(ce qui précède est ici)

Nous en sommes arrivés à l’idée que l’athlète, par un entraînement poussé, est parvenu à un état dans lequel il faut dire qu’il n’a plus un corps mais qu’il est corps. Il faut que tout son être permette sans résistance et distance, le geste recherché. Et le paradoxe réside dans le fait qu’étant corps, c’est comme s’il n’avait plus de corps dans la mesure où le comportement efficace exige que l’athlète n’ait plus conscience, au sens fort de ce terme, de son corps, qu’il n’ait aucune distance avec lui (n’oublions que la conscience est ce qui nous permet de se séparer de, de ne pas coïncider avec ce qui est ; elle est, selon l’expression de Sartre, ce qui crée un « trou dans l’être« ). Et on appréciera d’autant plus l’oxymore paradoxal du judoka Teddy Riner qui, perclus de douleurs et ne sentant plus que son corps, déclare après sa victoire au Championnat du monde de 2017 : «pour l’instant, je ne sens plus mon corps. »

 

« Mon corps ne coopère plus » Lindsey Vonn

 

Si je suis mon corps et je suis mon esprit … rien ne va plus …

 

Et gare à l’athlète qui découvre au plus mauvais moment une dissociation entre son esprit et son corps. Aux Jeux olympiques d’hiver 2018 de Pyeongchang, la meilleure skieuse actuelle, Lindsey Vonn, ultra-favorite de l’épreuve de descente, sûre de sa force au point d’avoir revendiqué le droit de courir non pas avec les femmes mais avec les hommes, n’obtient que la troisième place. « A ce stade de ma carrière, ma tête continue à me dire que je peux faire des choses que mon corps me dit que je ne peux pas faire ». On ne peut guère mieux exprimer l’ambivalence profonde et indépassable que nous entretenons avec le corps, avec notre corps.

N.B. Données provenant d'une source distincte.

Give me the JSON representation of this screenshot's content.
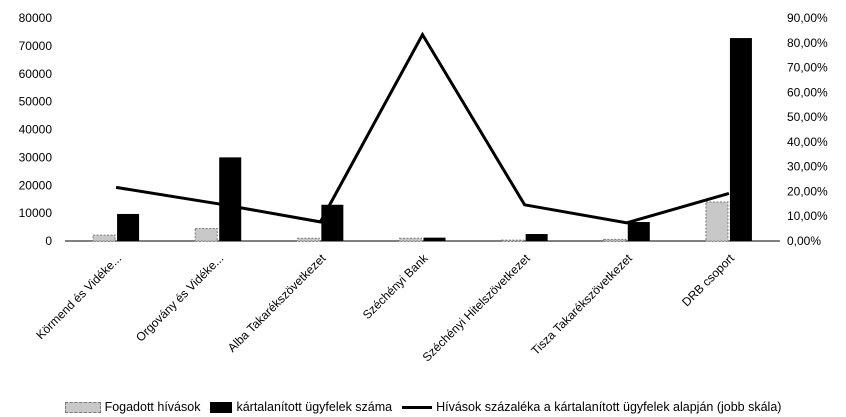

Quand rien ne va plus pour l’athlète, il ne se souvient plus qu’il était parvenu à instaurer une conscience parfaitement incarnée dans une unité sans faille et qu’il vivait alors l’unité ontologique de l’esprit et du corps. Dans le dialogue intérieur de la skieuse déçue, semblent apparaître deux entités, deux substances bien distinctes, la « tête » c’est-à-dire l’esprit et « le corps » qui interdisent la liaison intrinsèque entre un « je veux » et un « je peux ». Quand tout allait bien pour elle, le « faire » surgissait de la mobilisation d’un seul être, d’une seule substance, dans lesquels nul conflit ne pouvait apparaître entre un « je veux » et un « je peux », entre un esprit et un corps. Et l’incapacité à vivre cette unité dans la compétition lui fait retrouver un langage dans lequel un esprit séparé du corps, un « je pense », demande à celui-ci d’obéir, de l’extérieur, à ses exigences: « Mon corps ne coopère plus », dit-elle. Mais pour coopérer, pour faire une action en commun, il faut présupposer qu’il y a deux êtres, deux entités différentes et distinctes qui décident d’agir de concert. En termes cartésiens, la res cogitans (la chose pensante) n’arrive plus à commander la coopération de la res extensa (la chose étendue : le corps) Et pour reprendre en un sens différent l’image cartésienne du pilote et de son navire, le pilote Lindsey Vonn a perdu le gouvernail, la capacité de diriger son navire qui n’est autre que son corps. Quand tout va mal, le dualisme esprit-corps revient, si on ose le dire pour une skieuse, … au galop …

Mais ce qu’exprime la skieuse dans ses rapports difficiles avec son corps d’athlète va nous permettre de mieux comprendre les rapports ambigus que nous entretenons avec notre propre corps et le rapport de notre corps au monde. Ce qui nous permettra d’expliquer ce que le philosophe Merleau-Ponty nomme le chiasme … Car si l’on prend plus au sérieux l’expression de la skieuse, le corps qui parle à l’esprit ne peut pas être la simple mécanique matérielle, la seule substance étendue dont parle Descartes. Corps et esprit, tout en étant différents, formeraient une même substance, feraient partie d’un même tissu.